DL signature building
We compared the AUCs of all DL models and selected the one with the best performance. The predicted probabilities generated by the best model were used as the DL Sig.
Combined model building
Clinical predictors were identified through both univariate and multivariate analyses. Subsequently, various machine learning models (RandomForest, XGBoost, LR) were employed to construct the clinical signature. To enhance clinical applicability, the clinical signature was integrated with predictions from the DL model using a LR linear model, leading to the development of the integrated model.
Radiologists’ prediction
A comparative analysis was conducted between the integrated model and experienced radiologists. Four radiologists of varying seniority (junior radiologists 1 and 2 with 4 and 5 years of post-training experience and senior radiologists 3 and 4 with 8 and 12 years of post-training experience, respectively) independently evaluated the US images for all enrolled patients. They were unable to perceive the pathological information.

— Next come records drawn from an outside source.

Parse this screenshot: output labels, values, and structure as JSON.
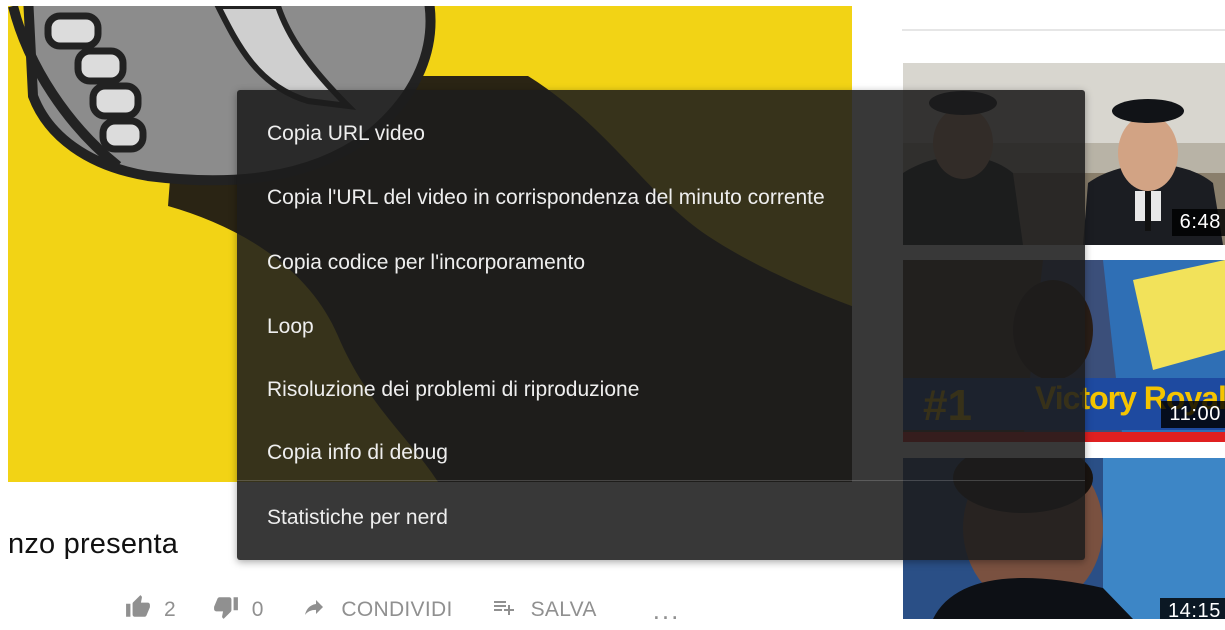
{
  "video": {
    "title": "nzo presenta",
    "likes": "2",
    "dislikes": "0",
    "share_label": "CONDIVIDI",
    "save_label": "SALVA",
    "more_label": "..."
  },
  "context_menu": {
    "items": [
      "Copia URL video",
      "Copia l'URL del video in corrispondenza del minuto corrente",
      "Copia codice per l'incorporamento",
      "Loop",
      "Risoluzione dei problemi di riproduzione",
      "Copia info di debug",
      "Statistiche per nerd"
    ]
  },
  "sidebar": {
    "videos": [
      {
        "duration": "6:48",
        "overlay_text": ""
      },
      {
        "duration": "11:00",
        "overlay_text": "Victory Royale!"
      },
      {
        "duration": "14:15",
        "overlay_text": ""
      }
    ]
  },
  "colors": {
    "player_yellow": "#f2d315",
    "menu_bg": "#1c1c1c",
    "menu_text": "#eeeeee",
    "action_gray": "#909090"
  },
  "icons": [
    "like-icon",
    "dislike-icon",
    "share-icon",
    "save-playlist-icon",
    "more-icon"
  ]
}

Model performance was evaluated through ROC analysis, with AUC values and 95% confidence intervals (CIs) computed. Comparative analyses of the AUCs were conducted by utilizing the methodology established by DeLong et al.
Evaluation of the combined model
Histologic type and Her-2 serve as the clinical factors. These elements were used for both multivariate and univariate analyses with DL Sig. Multivariable analyses with backward stepwise elimination (AIC minimization) was employed to identify independent risk factors. Using the variance inflation factor, we checked if the regression model had any multi-collinearity. We constructed a nomogram using the selected variables. The predictive capabilities of the integrated model and fundamental DL models for SLN status were assessed through ROC curve analysis and AUC quantification in the training, validation, and test sets. Negative predictive value (NPV), positive predictive value (PPV), sensitivity, accuracy, and specificity were among the measures computed. We also ran DCA and calibration curves to evaluate the integrated model’s clinical utility and calibration. The Hosmer–Lemeshow test was used to assess the model’s calibration; this test necessitates a Hosmer–Lemeshow statistic of ≥0.05.
Statistical analysis
Data were analyzed by utilizing SPSS (version 25.0, IBM), Python (version 3.7.12), and R software (version 3.3.4). Continuous variables were summarized using mean ± standard deviation (SD) for normally distributed data, while categorical variables were presented as absolute frequencies and percentages (n, %). Categorical variables were analyzed using Pearson’s chi-square test or Fisher’s exact test, Continuous variables were compared using Mann–Whitney U-test. The variations in AUC values were evaluated through the DeLong test, with p <0.05 deemed statistically significant.
Results
Baseline characteristics
The baseline clinicopathological features of the study cohort are presented in Table 1. As shown in Figure 3 and Table 2, notable variations in histologic type and Her2 expression were detected between the cohorts exhibiting positive and negative SLN metastasis across all three datasets (P < 0.05). Univariable and multivariable analyses were conducted on all clinical factors, estimating the magnitude of association (OR) and its statistical significance (p-value) for each variable. The histologic type (OR = 0.819; 95% CI: 0.785–0.855; p < 0.05) and Her2 (OR = 1.097; 95% CI: 1.019–1.179; p < 0.05) have been identified as potential predictive factors for SLNM.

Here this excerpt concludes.